Your math is wrong. +1 assosicated class level = +1 CR, +1 class level = +1 ECL. The important difference is the "+".

However the real reason that there is a different metric for "use to a PC" and "use to a Encounter" is that Encounters last a short period of time while campaigns last a long period of time. Something with limited uses but each use is 10% better is going to be more useful to an Encounter than it is to a PC. In reverse something with unlimited uses but each use is 10% weaker is going to be more useful to a PC than it is to an encounter.

Take
10 rds per day of Fly(perfect) 60 vs constant Fly(average) 40.
Which would you pick as a PC?
Which would you pick as a DM creating an encounter?

Another example
10 rounds of +10 to all skills vs a constant +5 to all skills?
Which would you pick as a PC?
Which would you pick as a DM creating an encounter?

lunar2
2014-05-03, 05:00 PM
i do think, and this would be a massive project, that monsters need to be rebuilt so that HD = ECL = CR. everything just has a "level", and you can glance at the level for all your necessary decisions and calculations. i think this is one of the important pieces for any project that would balance 3.5. that, and spells, of course. fix those two problems, and you're a long way towards a balanced game.

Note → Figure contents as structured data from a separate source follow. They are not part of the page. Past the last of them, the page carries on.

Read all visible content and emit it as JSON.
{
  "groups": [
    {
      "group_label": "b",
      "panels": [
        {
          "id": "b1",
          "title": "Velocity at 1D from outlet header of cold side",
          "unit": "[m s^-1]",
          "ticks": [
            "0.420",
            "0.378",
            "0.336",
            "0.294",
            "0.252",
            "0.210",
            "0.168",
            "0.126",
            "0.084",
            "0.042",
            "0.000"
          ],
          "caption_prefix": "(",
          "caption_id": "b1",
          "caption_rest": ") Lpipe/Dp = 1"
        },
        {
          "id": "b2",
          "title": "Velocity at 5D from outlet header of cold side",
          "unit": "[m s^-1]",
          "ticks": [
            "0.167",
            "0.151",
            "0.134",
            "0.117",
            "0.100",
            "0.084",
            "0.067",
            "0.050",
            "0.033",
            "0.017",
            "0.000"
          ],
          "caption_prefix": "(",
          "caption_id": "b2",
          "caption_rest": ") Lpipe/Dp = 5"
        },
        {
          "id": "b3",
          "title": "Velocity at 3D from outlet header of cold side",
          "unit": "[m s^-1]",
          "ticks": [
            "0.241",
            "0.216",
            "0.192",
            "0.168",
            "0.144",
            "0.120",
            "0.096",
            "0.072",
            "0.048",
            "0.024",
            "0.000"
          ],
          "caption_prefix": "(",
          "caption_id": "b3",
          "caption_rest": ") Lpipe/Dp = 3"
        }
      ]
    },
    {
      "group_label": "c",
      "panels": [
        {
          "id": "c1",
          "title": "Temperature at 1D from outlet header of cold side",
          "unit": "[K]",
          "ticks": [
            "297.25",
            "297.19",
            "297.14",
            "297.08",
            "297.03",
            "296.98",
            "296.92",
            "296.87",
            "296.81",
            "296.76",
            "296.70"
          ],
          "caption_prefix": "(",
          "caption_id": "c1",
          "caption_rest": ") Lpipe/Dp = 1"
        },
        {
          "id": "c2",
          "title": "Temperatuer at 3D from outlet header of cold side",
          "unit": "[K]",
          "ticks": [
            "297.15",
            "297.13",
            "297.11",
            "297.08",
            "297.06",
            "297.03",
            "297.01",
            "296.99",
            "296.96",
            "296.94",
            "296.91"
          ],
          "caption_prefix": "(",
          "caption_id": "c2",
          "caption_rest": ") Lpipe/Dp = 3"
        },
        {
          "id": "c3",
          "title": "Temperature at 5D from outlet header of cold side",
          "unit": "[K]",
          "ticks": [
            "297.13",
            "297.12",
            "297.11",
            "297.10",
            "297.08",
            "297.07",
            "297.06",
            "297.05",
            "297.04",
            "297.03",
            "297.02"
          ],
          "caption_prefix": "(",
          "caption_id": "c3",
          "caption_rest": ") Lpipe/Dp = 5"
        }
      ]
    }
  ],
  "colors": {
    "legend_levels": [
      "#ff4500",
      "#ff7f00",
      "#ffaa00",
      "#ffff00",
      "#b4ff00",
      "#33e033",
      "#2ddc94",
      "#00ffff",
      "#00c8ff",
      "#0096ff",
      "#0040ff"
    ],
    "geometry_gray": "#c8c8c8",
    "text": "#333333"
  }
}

i also like 4E's monster classifications, specifically minion, elite, and solo monsters. minions can just be given minimum HP/HD, and give something like 1/2 XP and treasure. Elites would get the elite array and maximum HP for the first level, as well as the feats and skills possibly being customized, for maybe 20% extra XP and treasure. Solo monsters would have to actually be different species than other monsters. they'd have Max HP/HD, generally higher racial ability scores, and more/stronger abilities than other monsters of the same level. they'd probably give double XP and treasure. true dragons would be an example of a solo monster.

once that was done, it would just be up to the DM what monsters he'd allow the players to play, although solo monsters generally shouldn't be used unless the entire party is made up of solo monsters.